The crude mortality rate associated with C. difficile diarrhea in our ICU population was high (27.6%). Similarly, a prospective study at 12 Quebec hospitals of 1,073 patients with CDAD found a 30-day crude mortality rate of 24.8% independent of being ICU or non-ICU patients [23]. In this study, Loo et al. found that the age-specific incidence of CDAD increased markedly after the age of 50 years and the attributable mortality rate increased after the age of 60 years [23]. Pepin et al. have also found that advanced age (≥65 years) is a risk factor for recurrence of CDAD following treatment with metronidazole. By multivariate analysis, we demonstrated that for ICU patients with CDAD, advanced age and a high SOFA score were independent predictors of mortality. Prior studies have identified advanced age as a risk factor for CDAD [11, 24]. To our knowledge, no other studies have reported SOFA score as a predictor for mortality in ICU patients with CDAD.

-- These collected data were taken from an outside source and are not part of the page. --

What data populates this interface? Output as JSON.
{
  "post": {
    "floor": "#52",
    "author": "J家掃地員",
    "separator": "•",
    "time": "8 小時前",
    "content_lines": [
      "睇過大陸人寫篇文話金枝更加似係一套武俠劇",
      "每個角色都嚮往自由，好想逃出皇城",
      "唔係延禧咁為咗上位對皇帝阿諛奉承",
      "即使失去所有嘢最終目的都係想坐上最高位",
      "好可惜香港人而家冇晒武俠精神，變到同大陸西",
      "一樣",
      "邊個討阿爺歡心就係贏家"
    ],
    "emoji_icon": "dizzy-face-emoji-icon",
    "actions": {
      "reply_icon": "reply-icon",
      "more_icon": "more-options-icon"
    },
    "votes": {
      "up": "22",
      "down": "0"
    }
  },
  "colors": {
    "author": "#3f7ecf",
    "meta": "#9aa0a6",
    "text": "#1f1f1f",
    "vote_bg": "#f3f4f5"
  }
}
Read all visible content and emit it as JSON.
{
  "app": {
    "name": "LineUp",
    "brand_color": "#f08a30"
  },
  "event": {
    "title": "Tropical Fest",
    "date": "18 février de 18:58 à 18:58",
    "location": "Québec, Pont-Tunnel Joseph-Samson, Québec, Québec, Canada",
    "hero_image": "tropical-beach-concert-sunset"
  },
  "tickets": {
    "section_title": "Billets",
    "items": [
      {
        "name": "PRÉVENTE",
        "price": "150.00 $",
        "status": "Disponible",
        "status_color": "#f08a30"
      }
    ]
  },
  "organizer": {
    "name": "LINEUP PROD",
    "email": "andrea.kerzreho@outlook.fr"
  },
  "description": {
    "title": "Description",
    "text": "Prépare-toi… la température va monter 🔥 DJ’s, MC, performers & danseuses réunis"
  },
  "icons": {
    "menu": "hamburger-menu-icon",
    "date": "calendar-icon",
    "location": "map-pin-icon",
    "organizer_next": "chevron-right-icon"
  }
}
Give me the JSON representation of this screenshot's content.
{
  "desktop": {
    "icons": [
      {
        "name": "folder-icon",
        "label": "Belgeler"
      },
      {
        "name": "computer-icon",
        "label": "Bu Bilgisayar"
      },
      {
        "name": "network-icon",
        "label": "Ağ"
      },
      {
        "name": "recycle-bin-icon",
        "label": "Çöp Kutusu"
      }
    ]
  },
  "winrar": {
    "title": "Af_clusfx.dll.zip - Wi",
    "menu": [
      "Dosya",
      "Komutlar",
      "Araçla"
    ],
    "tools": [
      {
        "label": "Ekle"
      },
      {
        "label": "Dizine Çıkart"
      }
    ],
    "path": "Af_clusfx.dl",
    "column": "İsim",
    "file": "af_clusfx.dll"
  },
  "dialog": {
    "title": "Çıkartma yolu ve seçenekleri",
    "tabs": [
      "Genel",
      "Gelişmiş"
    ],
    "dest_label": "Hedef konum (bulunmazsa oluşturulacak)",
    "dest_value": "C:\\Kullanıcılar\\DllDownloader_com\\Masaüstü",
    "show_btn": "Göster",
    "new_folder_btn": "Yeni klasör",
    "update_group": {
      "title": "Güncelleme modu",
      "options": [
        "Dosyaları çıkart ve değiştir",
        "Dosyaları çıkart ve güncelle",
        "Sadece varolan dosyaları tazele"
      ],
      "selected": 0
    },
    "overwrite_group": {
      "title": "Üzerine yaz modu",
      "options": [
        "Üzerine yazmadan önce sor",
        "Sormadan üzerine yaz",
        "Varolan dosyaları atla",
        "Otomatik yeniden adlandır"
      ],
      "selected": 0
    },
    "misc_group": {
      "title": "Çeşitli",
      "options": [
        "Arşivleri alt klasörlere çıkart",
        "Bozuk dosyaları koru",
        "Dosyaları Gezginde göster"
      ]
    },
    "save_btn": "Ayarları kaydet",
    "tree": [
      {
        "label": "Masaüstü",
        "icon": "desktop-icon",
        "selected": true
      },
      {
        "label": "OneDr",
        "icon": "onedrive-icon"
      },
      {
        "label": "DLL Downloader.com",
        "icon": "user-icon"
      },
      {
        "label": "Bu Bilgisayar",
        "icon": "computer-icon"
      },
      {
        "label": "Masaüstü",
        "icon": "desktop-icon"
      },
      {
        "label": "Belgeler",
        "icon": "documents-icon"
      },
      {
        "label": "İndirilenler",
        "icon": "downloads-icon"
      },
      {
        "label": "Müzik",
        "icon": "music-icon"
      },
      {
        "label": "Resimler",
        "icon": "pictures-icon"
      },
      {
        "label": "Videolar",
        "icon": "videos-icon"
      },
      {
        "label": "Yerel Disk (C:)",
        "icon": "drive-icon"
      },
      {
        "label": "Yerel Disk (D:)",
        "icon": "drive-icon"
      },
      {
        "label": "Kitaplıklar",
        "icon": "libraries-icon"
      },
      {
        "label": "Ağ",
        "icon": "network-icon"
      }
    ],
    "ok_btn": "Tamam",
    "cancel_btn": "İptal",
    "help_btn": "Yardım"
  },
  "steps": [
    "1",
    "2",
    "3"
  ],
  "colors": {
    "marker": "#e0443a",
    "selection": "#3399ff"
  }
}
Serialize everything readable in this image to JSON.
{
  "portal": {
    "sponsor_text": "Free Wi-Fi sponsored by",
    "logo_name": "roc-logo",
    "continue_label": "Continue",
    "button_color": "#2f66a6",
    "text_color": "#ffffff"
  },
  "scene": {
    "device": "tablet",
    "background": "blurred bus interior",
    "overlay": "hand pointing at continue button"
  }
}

The limitations of our study should be acknowledged. First, we performed a retrospective cohort study; second, we only evaluated patients during hospitalization. Thus, we cannot comment on long term follow-up, including relapse of diarrhea and mortality. Third, these findings were specific for an ICU population in a tertiary care medical center and thus may not be generalizable to a non-ICU population. Fourth, as this study lacked controls, we did not investigate risk factors for the development of CDAD in our ICU population. Lastly, the study had a small sample size thereby potentially resulting in a type II error at the time of univariate and multivariate analysis.

Conclusion

CDAD is a serious nosocomial infection in ICU patients. It is associated with a high mortality and a high rate of nosocomial co-infection. As such, the management of these infections remains challenging. In ICU patients with CDAD, advanced age and increased severity of illness at the onset of infection, as measured by the SOFA score, are independent predictors of death.

Key messages

CDAD is not an infrequent infection with an usually late diagnosis and therapy, and high potential comorbidity and mortality. Almost one-fifth of our patients received antibiotics in the absence of evidence to suggest a concurrent infection. Antibiotics are used in a indiscriminate way in ICU. This observation is particularly important as prior reports suggest that unnecessary antibiotic use makes treatment of CDAD more difficult and potentially less efficacious.